The origins of the 10,000-steps recommendation aren’t exactly scientific. Pedometers sold in Japan in the 1960s were marketed under the name “manpo-kei,” which translates to “10,000 steps meter,” said Catrine Tudor-Locke, director of the Walking Behavior Laboratory at Pennington Biomedical Research Center in Baton Rouge, La. The idea resonated with people, and gained popularity with Japanese walking groups, Tudor-Locke said.
Studies conducted since then suggest that people who increased their walking to 10,000 steps daily experience health benefits.
One study found that women who increased their step count to nearly 10,000 steps a day reduced their blood pressure after 24 weeks. Another study of overweight women found that walking 10,000 steps a day improved their glucose levels.

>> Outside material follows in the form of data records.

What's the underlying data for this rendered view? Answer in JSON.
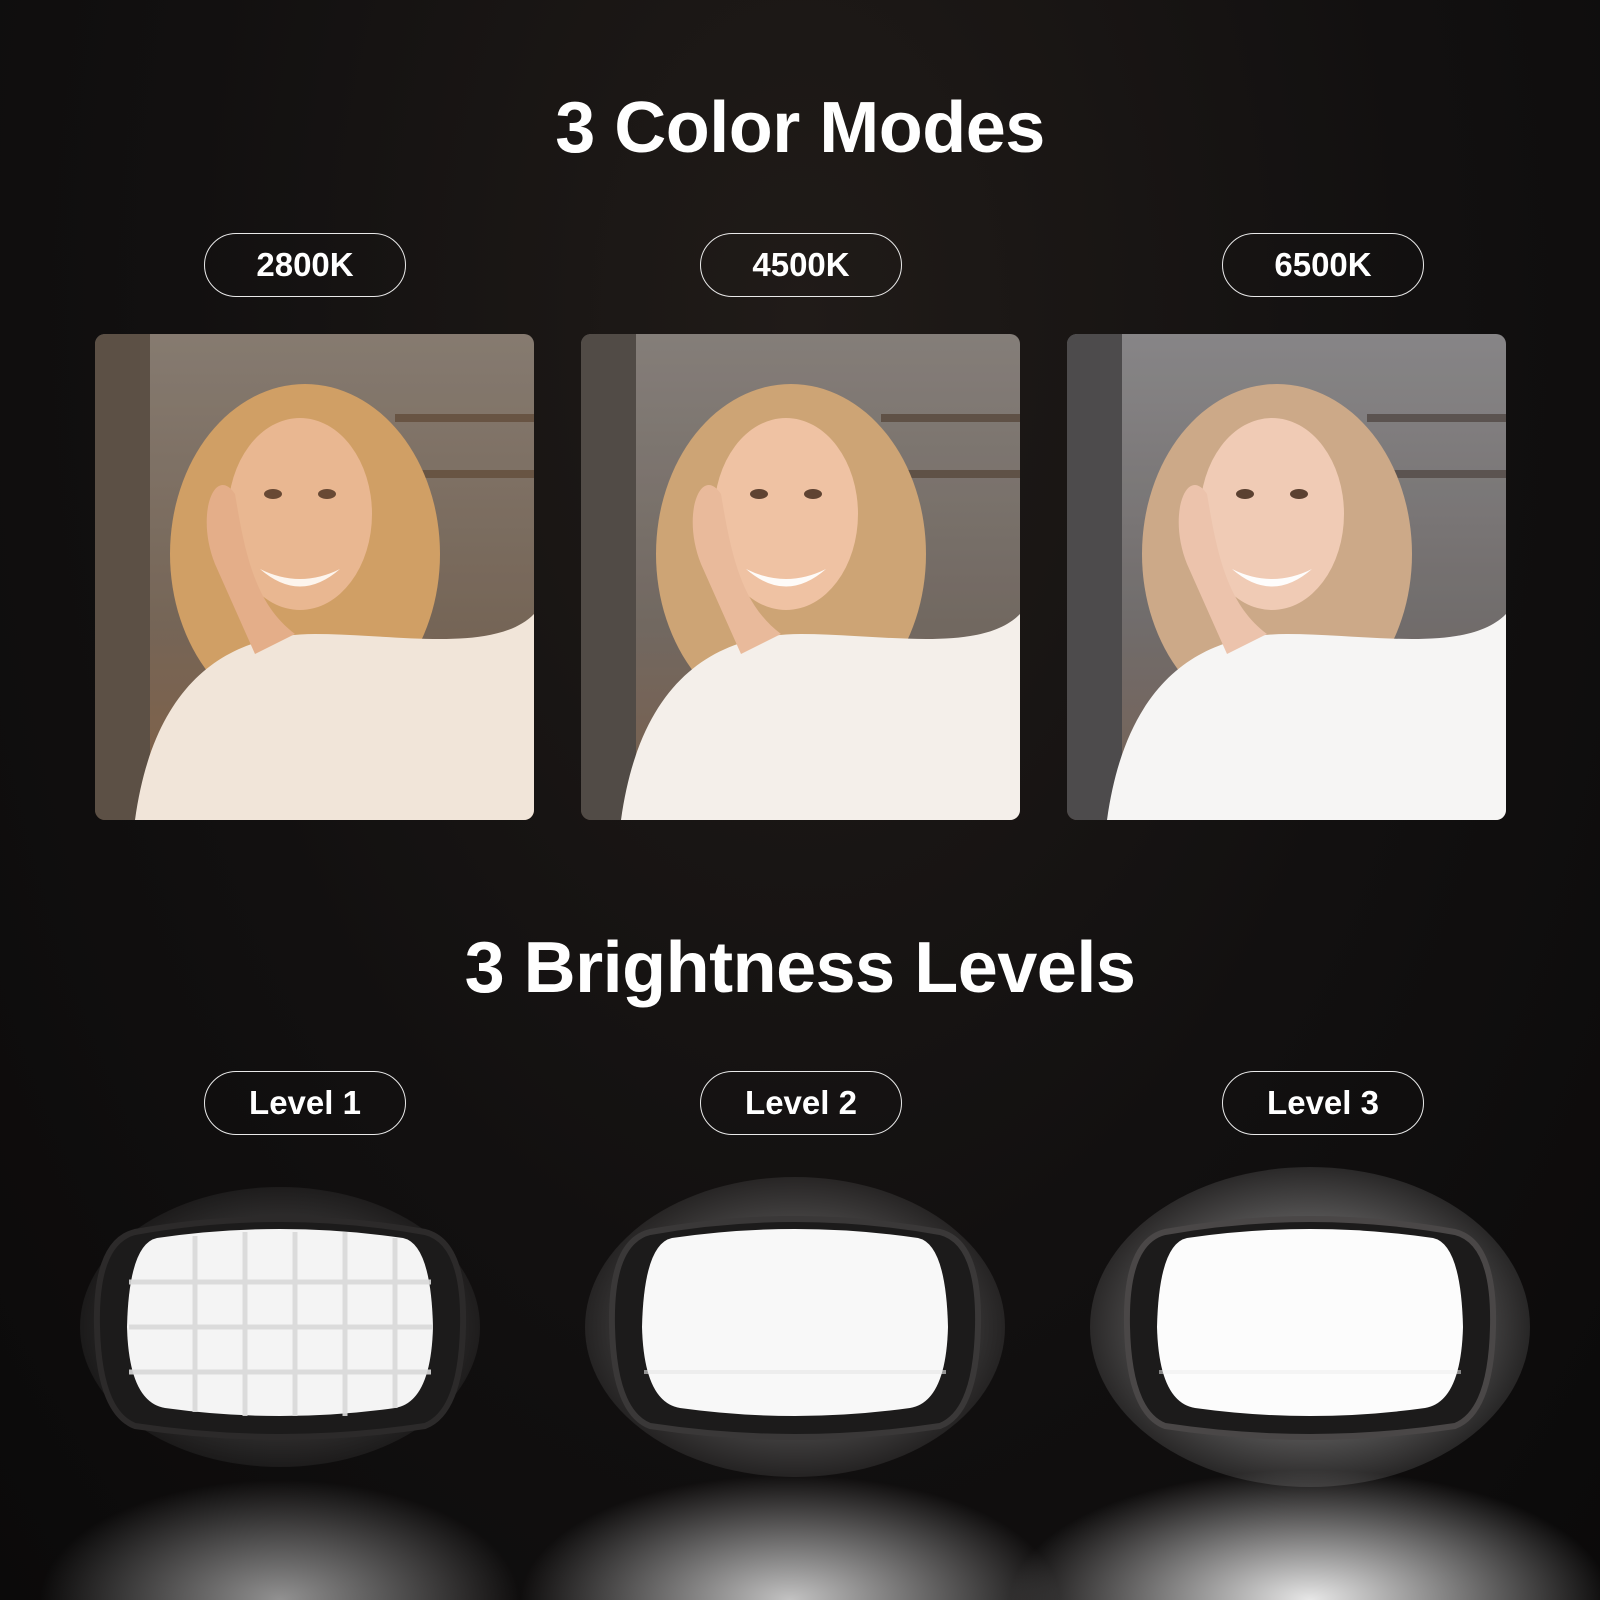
{
  "color_section": {
    "title": "3 Color Modes",
    "modes": [
      {
        "label": "2800K",
        "tint": "#f2c79a"
      },
      {
        "label": "4500K",
        "tint": "#f4dcc6"
      },
      {
        "label": "6500K",
        "tint": "#f3ece6"
      }
    ]
  },
  "brightness_section": {
    "title": "3 Brightness Levels",
    "levels": [
      {
        "label": "Level 1",
        "intensity": 0.55
      },
      {
        "label": "Level 2",
        "intensity": 0.78
      },
      {
        "label": "Level 3",
        "intensity": 1.0
      }
    ]
  },
  "colors": {
    "background": "#121010",
    "text": "#ffffff",
    "pill_border": "#e9e9e9",
    "lamp_housing": "#1c1b1b",
    "lamp_panel": "#f6f6f6"
  }
}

Walking 10,000 steps a day is not an official recommendation from the Centers for Disease Control and Prevention. Instead, the agency recommends adults engage in 150 minutes of moderate activity a week, such as brisk walking. To meet the CDC’s recommendation, you need to walk about 7,000 to 8,000 steps a day, Tudor-Locke said.
If you normally walk about 5,000 steps a day, getting in an extra 30-minute, brisk walk into your day would take you to about 8,000 steps, Tudor-Locke said. The average U.S. adult walks about 5,900 steps daily, she said.
Still, there’s no reason to stop at 8,000 steps if you can do more, Tudor-Locke told Live Science. “We do know that more is better.”
The Mayo Clinic recommends that people using pedometers first set short-term goals, such as taking an extra 1,000 steps daily for one week, and then build up to a long-term goal such as 10,000 steps.
Tudor-Locke said that there’s not a single strategy to increase your step count, each person has to find what works for them. The most important thing is to increase your activity beyond what you were doing before.
Dr. Clay Marsh, chief innovation officer at Ohio State University Wexner Medical Center, agreed, and said that people don’t need to feel like they have to achieve 10,000 steps to be active.
“We just want people to get up, and get started,” Marsh told Live Science in an interview in February. “Any amount of activity that you can do today that you didn’t do yesterday, you’re probably going to start benefiting from it.”